Currently, the connection code uses the url crate to parse the connection string. This is fine, however, percent_encoding/decoding is not currently used in the project which leads the user to have to change their passwords if they use the characters '#', '/', or '?'.

For example: mysql://root:pass#word@localhost:3006/testing would result in a panic/error.

The solution to this is to allow the connection string to be: mysql://root:pass%23word@localhost:3006/testing and then use the percent_encoding functions to decode the password where it is matched.

This seems to be a limitation of the rust-url crate, where I've reached out to the developers, but to no avail. They are just following the url standard.

@YetAnotherMinion

This comment has been minimized.

Contributor

YetAnotherMinion commented Apr 25, 2017

My opinion is that if you want to parse database connection strings, you should create a separate crate for that functionality instead of using a different grammar that is "kinda close" to what you actually want to parse. Then go into the authoritative C source code of the database drivers and use corrode to transfer the parsing grammar into rust (or do it by hand).

edit: after reading the libpq source I can speak authoritatively that for Postgres that

  • the user cannot contain the characters '@' and '/' but can contain the ':' character
  • the password cannot contain the '@' or ':' character but can contain the '/' character
  • the netloc cannot contain the ':', '/', '?', or ',' characters
  • the dbname cannot contain the '?' character
@Thomspoon

This comment has been minimized.

Thomspoon commented Apr 27, 2017

The problem is that the workaround for most other database connectors written in rust is by using percent-encoding, since most are URL based and therefore use the URL parsing standard. The percent-encoding allows you to use your personal password, no matter what it is, without causing errors in the parser for the respective connector. It's as simple as utilizing the percent encoding code already included in the URL crate that is being used for the MySQL portion of the connector.

@sganz

This comment has been minimized.

sganz commented Apr 28, 2017

I found this page for PG
https://www.postgresql.org/docs/9.5/static/libpq-connect.html

Has a line in it - Percent-encoding may be used to include symbols with special meaning in any of the URI parts.

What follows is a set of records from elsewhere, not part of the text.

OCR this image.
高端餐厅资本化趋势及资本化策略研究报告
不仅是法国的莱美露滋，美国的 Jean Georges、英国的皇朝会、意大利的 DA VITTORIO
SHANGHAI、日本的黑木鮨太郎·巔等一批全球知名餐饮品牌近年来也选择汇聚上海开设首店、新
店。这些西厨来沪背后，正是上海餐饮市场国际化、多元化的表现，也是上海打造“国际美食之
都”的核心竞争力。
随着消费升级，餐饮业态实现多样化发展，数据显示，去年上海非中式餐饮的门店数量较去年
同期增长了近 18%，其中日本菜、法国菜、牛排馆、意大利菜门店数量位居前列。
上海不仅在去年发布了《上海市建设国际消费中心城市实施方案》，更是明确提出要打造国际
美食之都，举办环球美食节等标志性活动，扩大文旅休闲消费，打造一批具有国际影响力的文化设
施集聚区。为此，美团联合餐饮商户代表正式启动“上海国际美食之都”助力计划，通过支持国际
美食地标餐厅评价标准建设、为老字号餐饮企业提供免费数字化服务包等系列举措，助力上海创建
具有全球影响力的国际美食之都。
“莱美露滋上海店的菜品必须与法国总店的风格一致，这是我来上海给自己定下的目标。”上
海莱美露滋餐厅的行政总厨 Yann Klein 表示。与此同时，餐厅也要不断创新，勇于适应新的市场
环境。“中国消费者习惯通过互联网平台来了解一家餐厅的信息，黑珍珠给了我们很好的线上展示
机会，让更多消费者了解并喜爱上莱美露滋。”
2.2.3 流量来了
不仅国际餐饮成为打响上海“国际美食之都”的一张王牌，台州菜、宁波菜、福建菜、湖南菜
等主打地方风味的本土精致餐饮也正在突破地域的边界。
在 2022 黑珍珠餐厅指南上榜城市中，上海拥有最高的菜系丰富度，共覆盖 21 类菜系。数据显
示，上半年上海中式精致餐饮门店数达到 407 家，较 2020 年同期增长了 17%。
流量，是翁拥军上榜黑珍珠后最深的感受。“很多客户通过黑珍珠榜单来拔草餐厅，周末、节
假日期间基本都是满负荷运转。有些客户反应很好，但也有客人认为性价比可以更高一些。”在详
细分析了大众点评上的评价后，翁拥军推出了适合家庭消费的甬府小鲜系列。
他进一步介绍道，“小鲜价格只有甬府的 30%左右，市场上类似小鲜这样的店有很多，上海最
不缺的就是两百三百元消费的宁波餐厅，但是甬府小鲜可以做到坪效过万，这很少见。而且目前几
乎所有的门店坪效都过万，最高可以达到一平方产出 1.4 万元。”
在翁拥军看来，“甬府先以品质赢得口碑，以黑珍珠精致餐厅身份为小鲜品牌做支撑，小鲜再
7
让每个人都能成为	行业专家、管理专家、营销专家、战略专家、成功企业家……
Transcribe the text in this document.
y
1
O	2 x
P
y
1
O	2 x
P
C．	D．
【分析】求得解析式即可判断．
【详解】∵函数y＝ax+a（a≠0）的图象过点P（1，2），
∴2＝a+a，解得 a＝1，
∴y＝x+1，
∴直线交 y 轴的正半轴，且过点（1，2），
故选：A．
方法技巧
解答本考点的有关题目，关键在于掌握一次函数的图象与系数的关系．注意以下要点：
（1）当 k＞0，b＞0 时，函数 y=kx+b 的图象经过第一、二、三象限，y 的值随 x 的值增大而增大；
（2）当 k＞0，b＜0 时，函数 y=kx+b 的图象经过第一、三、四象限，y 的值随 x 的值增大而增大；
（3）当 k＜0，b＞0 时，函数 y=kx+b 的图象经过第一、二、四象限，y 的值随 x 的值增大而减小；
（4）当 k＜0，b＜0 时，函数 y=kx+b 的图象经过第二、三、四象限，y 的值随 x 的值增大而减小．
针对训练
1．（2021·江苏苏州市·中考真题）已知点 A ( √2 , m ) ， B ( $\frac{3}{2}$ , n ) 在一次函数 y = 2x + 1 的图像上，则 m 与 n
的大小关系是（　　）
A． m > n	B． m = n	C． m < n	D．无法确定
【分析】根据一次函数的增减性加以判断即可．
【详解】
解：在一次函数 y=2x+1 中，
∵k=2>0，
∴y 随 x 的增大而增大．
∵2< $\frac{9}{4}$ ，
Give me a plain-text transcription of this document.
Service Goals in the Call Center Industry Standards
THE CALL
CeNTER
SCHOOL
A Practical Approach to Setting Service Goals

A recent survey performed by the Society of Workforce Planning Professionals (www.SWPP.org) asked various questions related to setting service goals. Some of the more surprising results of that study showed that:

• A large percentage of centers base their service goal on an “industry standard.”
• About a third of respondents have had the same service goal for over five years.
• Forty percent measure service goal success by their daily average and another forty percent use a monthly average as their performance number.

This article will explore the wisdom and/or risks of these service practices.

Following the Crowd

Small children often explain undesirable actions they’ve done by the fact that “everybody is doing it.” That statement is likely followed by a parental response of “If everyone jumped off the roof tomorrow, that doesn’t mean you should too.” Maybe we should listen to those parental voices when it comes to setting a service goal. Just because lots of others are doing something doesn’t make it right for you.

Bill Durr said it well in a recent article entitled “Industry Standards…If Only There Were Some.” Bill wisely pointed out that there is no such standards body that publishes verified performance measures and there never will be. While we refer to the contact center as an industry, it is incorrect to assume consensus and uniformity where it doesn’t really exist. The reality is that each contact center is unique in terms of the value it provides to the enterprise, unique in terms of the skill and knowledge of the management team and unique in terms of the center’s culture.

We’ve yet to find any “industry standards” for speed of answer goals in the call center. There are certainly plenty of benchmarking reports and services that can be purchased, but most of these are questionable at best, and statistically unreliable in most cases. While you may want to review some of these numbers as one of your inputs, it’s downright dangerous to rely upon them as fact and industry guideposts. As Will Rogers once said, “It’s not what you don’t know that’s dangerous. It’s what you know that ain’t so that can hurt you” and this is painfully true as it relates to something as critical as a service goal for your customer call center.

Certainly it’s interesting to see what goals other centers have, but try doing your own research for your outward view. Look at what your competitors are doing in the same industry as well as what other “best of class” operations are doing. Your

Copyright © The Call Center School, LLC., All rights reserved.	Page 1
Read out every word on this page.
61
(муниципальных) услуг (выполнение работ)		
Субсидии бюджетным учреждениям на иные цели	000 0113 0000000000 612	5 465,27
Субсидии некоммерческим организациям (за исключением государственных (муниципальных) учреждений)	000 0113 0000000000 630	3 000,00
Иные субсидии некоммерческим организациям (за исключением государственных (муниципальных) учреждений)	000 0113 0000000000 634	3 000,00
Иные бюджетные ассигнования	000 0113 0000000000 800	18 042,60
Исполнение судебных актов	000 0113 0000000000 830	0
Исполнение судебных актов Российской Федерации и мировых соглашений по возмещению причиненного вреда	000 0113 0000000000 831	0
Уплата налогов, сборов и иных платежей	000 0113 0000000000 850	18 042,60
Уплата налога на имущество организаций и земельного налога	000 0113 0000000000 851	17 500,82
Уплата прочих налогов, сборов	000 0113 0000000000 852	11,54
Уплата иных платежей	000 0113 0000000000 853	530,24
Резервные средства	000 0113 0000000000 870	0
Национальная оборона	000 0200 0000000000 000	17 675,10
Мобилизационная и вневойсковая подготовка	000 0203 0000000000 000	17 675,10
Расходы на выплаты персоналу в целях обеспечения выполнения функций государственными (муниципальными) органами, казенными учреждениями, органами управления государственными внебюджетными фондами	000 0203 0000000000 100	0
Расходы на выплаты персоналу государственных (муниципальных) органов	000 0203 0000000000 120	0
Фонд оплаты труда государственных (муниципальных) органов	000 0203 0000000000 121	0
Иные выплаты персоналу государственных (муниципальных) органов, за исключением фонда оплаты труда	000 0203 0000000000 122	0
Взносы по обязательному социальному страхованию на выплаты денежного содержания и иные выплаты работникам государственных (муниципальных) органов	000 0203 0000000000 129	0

I may not be thinking the right way on this but seems it's OK to encode it. Because the characters are not valid (from a specific db perspective) might be another concern. The hope is that all connectors have similar mechanism to encode.

Take this all with a grain of salt as I'm new to rust, new to diesel.

@sgrif

This comment has been minimized.

Member

sgrif commented Apr 30, 2017

Yes, percent encoding is 100% the correct thing for us to be doing. I actually assumed the URL crate was already decoding where needed for us. It sounds like that's not the case. Either way, having explicit tests to make sure that this is handled seems valuable.

@sgrif

This comment has been minimized.

Member

sgrif commented Apr 30, 2017

Also IIRC we've had issues opened before from people unclear that percent encoding was an option. We should try to call it out more loudly in the docs.